As early as 1702, defining the entrance requirements for  Harvard College, Cotton Mather announced:  “When scholars had so far  profited at the grammar schools, that they could read any classical author into English, and readily make and speak true Latin and write it in  verse, as  well  as prose; and perfectly decline the paradigms of  nouns  and verbs  in the Greek tongue, they were judged capable of  admission  to Harvard-Collidge.”  Classical learning in the United States during the 18th and 19th centuries was more than adornment for an educated elite,  but, as Reinhold notes:

 

their reading in and meditation upon the Classics was eminently practical and purposeful; and it contributed substantially to the development and motivation of an unparalleled concentration of political giants in world history.

 

Indeed, the Founding Fathers exemplified in their lives and writings an assimilation of the ideals of Classical humanism: the Greek emphasis on the examined life, on the fullest exploitation of an individual’s capacities and on the application of reason to the achievement of happiness; along with the Roman affirmation of gravitas and civic responsibility.

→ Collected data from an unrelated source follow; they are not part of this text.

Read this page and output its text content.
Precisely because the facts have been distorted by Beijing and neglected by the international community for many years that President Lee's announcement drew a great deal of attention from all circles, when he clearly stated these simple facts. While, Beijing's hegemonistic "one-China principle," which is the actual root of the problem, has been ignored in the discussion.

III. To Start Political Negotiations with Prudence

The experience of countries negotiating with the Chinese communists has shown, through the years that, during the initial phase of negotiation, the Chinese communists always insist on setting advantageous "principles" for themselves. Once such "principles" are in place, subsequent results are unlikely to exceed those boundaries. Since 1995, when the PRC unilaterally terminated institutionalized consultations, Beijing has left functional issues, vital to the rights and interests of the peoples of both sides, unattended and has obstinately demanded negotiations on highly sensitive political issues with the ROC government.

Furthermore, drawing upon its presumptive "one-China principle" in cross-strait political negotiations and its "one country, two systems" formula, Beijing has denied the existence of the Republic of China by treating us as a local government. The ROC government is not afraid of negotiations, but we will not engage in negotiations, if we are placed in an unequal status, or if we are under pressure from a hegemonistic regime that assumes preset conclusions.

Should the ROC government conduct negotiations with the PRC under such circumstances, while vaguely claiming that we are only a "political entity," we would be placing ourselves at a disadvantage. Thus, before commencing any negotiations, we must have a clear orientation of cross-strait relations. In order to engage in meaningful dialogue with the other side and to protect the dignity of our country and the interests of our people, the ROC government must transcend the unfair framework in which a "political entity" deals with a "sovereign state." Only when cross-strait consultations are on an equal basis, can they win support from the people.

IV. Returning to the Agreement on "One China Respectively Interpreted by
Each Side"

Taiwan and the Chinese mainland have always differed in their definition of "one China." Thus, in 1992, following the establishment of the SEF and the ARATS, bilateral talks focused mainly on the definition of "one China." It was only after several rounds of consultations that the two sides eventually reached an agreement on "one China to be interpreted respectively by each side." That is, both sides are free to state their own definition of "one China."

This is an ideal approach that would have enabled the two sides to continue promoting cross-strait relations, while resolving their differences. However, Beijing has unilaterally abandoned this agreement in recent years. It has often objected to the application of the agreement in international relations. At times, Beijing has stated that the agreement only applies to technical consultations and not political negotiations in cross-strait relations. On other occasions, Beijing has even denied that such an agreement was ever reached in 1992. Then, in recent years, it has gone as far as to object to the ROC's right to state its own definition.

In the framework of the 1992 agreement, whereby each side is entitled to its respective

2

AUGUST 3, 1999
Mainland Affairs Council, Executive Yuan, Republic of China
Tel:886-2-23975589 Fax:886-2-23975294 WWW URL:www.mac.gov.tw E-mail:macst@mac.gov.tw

The remarks of Professor H. Rackham of Cambridge  University  in the introduction to his translation of Aristotle’s Nichomachean Ethics could be applied to the many other works of Classical literature that shaped the character and thinking of cultivated Americans as well as cultivated Englishman into the first half of the twentieth century:

 

It is true that a moral system which so exalts the life of the intellect is in many ways alien to modern thought and practice; but in so far as Aristotle’s End can be...taken to include complete self-development and self-expression, the full realization in healthy activity of all the potentialities of human  nature, his  teaching has not lost its appeal.  His review of the  virtues and   graces of character that the Greeks admired stands  in  such striking contrast with Christian Ethics that this section of  the work  is a document of primary importance for the student of  the Pagan world.  But it has more than a historic value.  Both in its likeness and in its difference it is a touchstone for that modern idea of a gentleman, which supplies or used to supply an important part of the English race with its working religion.

 

Until World War I the Classics provided the core of secondary-school and higher-education curricula in this country, and prestigious American institutions of  higher  learning followed the Ivy League schools in setting at least two years of Latin as an entrance requirement.  Although social and civic goals in  the teaching  of the Classics had by then been abandoned,  Latin teachers continued  to  instill in their students Classical  respect  for precision in language.  (The eloquence of Churchill, Roosevelt and de Gaulle reflected their Classical educations.) The anti-intellectualism of the McCarthy era and of the youth rebellion of the sixties accelerated the decline of Classical studies in the United States. Subsequently, in the seventies and eighties, the Christian Right proclaimed that the Judaeo-Christian tradition was the sole valid stream of the American heritage and denounced humanism  as an  alien  evil promoting such heresies as  Darwinism  and  scientific theories  regarding  the  origin of the universe. The equation of economic self-aggrandizement to patriotism during the Reagan-Bush era provided a further blow to Classical humanism. In its anti-humanist crusade the Christian Right paradoxically found allies among the “politically correct” multiculturalists.  Neither group allows ignorance of the contributions of the Greeks (and of the Romans as well) to all aspects of modern civilization to curb their passionate denunciations of Classical humanism.  The multiculturalists, for example, take no note of the fact that the English language, fast becoming a lingua franca throughout the world, embodies the history and cultures of Europe since Homer with 69 per cent of its vocabulary of Latin and nine per cent of Greek roots.  To  Greece  and Rome, too, the entire world owes its  terminology  for discussing  the very issues emphasized by the  “politically  correct,” e.g. “politics,” “democracy,” “justice,” “equity,” “civil  liberties,” “imperialism,” “colonialism,” etc.

 

The decline of the Classics has had a deleterious impact on philological studies.   Students and professors unfamiliar with the Classical heritage are handicapped in their analysis and appreciation of European and American writers of past centuries.  To expose this deficiency I explore in this book the complex Classical influences on the works of Lord Byron, describing in the first chapter Byron’s early exposure to Classical literature and continuing in subsequent chapters with an investigation of the continuous dialectical interplay Byron conducted with the works of Greek and Latin authors, displaying a reverence for their literary conventions and assimilating their formal devices and techniques.  The study treats works of various genres: drama, pastoral, satire and epic, proceeding chronologically from the twenty-four-year-old Byron’s oration in the House of Lords on the frame-breakers bill and concluding with his final great work, Don Juan.